Defining the Common SPOF: A Critical Risk for Multiple Dependant Systems

A Single Point of Failure (SPOF) is a device, system, or process that, when broken, impacts numerous downstream systems. In general terms, it is the thing that if it fails, everything comes to a halt. Generally, it is impossible to remove a SPOF, but unwittingly, we often have a common SPOF that will impact multiple dependant services, and during a failure, make the impact significantly larger.

In IT, this will commonly be network equipment such as a switch, router, or cable. It is very common to have a chain of devices or systems that are each a single point of failure but can be viewed as a Single Point Of Failure Chain (SPOFC). As part of typical risk management, it is advised to have a redundant data link or a fail-over. This is recommended to give you the ability to continue working when the data connection (the assumed most likely part of the chain of single points of failure) fails. It is the most common failure that I see with clients in remote and regional areas that are using a copper-based data connection. But for clients with high-speed fibre, the fibre is often the most reliable part. This usually is seen as “we have completed our risk management” and can lead to checklist risk management.

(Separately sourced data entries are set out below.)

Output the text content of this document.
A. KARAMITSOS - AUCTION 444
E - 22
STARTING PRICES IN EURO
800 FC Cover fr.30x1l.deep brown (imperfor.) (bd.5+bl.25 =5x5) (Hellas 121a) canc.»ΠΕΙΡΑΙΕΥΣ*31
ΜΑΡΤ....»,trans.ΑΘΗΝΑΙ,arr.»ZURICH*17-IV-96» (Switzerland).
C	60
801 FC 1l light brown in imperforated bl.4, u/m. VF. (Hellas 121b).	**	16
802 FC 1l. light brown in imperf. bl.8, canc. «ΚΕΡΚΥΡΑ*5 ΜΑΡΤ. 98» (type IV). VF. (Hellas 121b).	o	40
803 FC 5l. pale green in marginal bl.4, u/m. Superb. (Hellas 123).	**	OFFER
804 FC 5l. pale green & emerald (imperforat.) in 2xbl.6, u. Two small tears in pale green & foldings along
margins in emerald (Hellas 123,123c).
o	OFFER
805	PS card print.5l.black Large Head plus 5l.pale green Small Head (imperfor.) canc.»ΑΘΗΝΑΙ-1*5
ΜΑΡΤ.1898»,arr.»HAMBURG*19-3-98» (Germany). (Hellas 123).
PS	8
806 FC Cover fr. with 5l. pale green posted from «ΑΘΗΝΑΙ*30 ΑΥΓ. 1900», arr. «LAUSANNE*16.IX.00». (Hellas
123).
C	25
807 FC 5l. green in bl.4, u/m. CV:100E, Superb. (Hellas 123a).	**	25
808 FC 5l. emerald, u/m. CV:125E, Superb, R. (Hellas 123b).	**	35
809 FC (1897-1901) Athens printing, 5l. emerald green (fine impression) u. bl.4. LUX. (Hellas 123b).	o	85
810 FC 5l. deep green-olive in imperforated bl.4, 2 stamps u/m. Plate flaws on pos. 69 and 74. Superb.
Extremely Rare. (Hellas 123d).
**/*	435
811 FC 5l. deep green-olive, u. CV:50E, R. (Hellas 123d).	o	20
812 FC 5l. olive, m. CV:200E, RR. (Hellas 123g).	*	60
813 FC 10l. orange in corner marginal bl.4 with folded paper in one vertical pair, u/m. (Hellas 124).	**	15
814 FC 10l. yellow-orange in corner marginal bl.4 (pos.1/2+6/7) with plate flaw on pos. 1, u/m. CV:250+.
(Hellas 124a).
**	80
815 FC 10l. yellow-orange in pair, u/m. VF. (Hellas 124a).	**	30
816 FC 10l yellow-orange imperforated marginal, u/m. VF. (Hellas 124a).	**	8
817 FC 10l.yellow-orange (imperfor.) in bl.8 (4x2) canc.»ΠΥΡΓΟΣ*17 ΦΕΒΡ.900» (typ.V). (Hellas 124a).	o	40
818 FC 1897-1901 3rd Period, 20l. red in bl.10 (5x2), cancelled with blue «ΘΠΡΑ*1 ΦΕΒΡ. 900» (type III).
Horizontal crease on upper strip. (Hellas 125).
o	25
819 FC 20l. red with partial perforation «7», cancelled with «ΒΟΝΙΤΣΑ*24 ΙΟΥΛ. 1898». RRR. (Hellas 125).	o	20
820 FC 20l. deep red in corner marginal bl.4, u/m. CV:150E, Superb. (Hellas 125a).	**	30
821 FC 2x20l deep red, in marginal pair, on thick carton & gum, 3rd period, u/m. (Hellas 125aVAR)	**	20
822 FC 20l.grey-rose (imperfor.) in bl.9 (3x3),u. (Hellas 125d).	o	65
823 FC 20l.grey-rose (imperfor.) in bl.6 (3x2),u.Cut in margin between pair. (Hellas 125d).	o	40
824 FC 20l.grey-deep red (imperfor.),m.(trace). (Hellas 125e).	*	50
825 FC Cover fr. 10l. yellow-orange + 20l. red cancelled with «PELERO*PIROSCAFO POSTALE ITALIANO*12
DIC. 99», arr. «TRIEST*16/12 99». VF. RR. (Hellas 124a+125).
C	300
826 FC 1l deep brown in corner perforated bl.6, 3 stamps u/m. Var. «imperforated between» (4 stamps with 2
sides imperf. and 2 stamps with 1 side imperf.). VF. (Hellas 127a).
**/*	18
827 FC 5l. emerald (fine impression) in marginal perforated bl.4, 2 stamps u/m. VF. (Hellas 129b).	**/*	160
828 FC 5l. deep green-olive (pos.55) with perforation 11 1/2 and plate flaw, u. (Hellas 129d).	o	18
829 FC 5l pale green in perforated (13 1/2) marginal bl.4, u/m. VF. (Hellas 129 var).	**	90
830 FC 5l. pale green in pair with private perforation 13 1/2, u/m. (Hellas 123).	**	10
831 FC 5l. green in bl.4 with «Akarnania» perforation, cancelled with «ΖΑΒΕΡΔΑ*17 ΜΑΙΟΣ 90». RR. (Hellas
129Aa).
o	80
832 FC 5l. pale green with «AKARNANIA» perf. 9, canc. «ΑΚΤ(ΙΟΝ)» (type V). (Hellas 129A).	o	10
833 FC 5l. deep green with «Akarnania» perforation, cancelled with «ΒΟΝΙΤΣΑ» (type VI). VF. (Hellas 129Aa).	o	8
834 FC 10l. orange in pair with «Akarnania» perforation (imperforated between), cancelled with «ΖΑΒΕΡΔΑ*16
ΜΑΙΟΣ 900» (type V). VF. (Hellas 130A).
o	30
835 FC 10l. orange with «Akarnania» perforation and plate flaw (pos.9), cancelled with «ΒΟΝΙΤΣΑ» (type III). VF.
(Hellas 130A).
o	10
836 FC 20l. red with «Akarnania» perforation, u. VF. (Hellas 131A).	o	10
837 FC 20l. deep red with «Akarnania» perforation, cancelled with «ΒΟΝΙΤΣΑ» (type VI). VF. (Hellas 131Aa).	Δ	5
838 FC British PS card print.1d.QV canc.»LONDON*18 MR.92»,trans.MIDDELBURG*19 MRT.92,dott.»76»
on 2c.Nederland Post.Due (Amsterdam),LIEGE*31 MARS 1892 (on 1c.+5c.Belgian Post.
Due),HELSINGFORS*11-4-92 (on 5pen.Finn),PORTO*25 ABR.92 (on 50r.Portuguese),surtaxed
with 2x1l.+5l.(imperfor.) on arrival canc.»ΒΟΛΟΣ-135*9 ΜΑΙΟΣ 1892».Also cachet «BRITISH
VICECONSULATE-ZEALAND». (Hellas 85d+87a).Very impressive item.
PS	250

If we consider the following simplified diagram (loosely based on a real deployment), we can see that there are two NBN connections, into a top of rack switch, they then feed into a router, and that router into a switch, and then into the servers and a NAS. These servers now run a variety of services.

graph TD
    A[NBN FTTP 1]:::cloud
    C[Router 1]:::router
    H[Switch 1]:::switch
    I[Router 2]:::router
    D[Switch 2]:::switch
    E[Server 1]:::server
    F[Server 2]:::server
    G[NAS]:::nas
    O[NBN FTTP 2]:::cloud
    P[Server 3]:::server
    Q[Server 4]:::server

    A --> H
    O --> H
    H --> C
    H --> I
    C --> D

    D --> E
    D --> F
    D --> G
    D --> P
    D --> Q

    E --> J[IIS]:::service
    E --> K[SQL]:::service
    F --> L[Timesheets]:::service
    F --> M[Accounting Package]:::service
    F --> N[CRM]:::service
    P --> R[PBX]:::service
    Q --> S[Backup Services]:::service

    E -.-> F

    classDef cloud fill:#f9f,stroke:#333,stroke-width:2px;
    classDef router fill:#bbf,stroke:#333,stroke-width:2px;
    classDef switch fill:#bfb,stroke:#333,stroke-width:2px;
    classDef server fill:#ffb,stroke:#333,stroke-width:2px;
    classDef nas fill:#fbb,stroke:#333,stroke-width:2px;
    classDef service fill:#fff,stroke:#333,stroke-width:1px;

If we consider that all users access this system are external to the network (i.e. they connect to the servers, and services, via the internet and are not on the local network), we can evaluate what the impact of a single point of failure would look like. But first, let’s simplify this diagram by looking at what contributes to a Single Point of Failure Chain.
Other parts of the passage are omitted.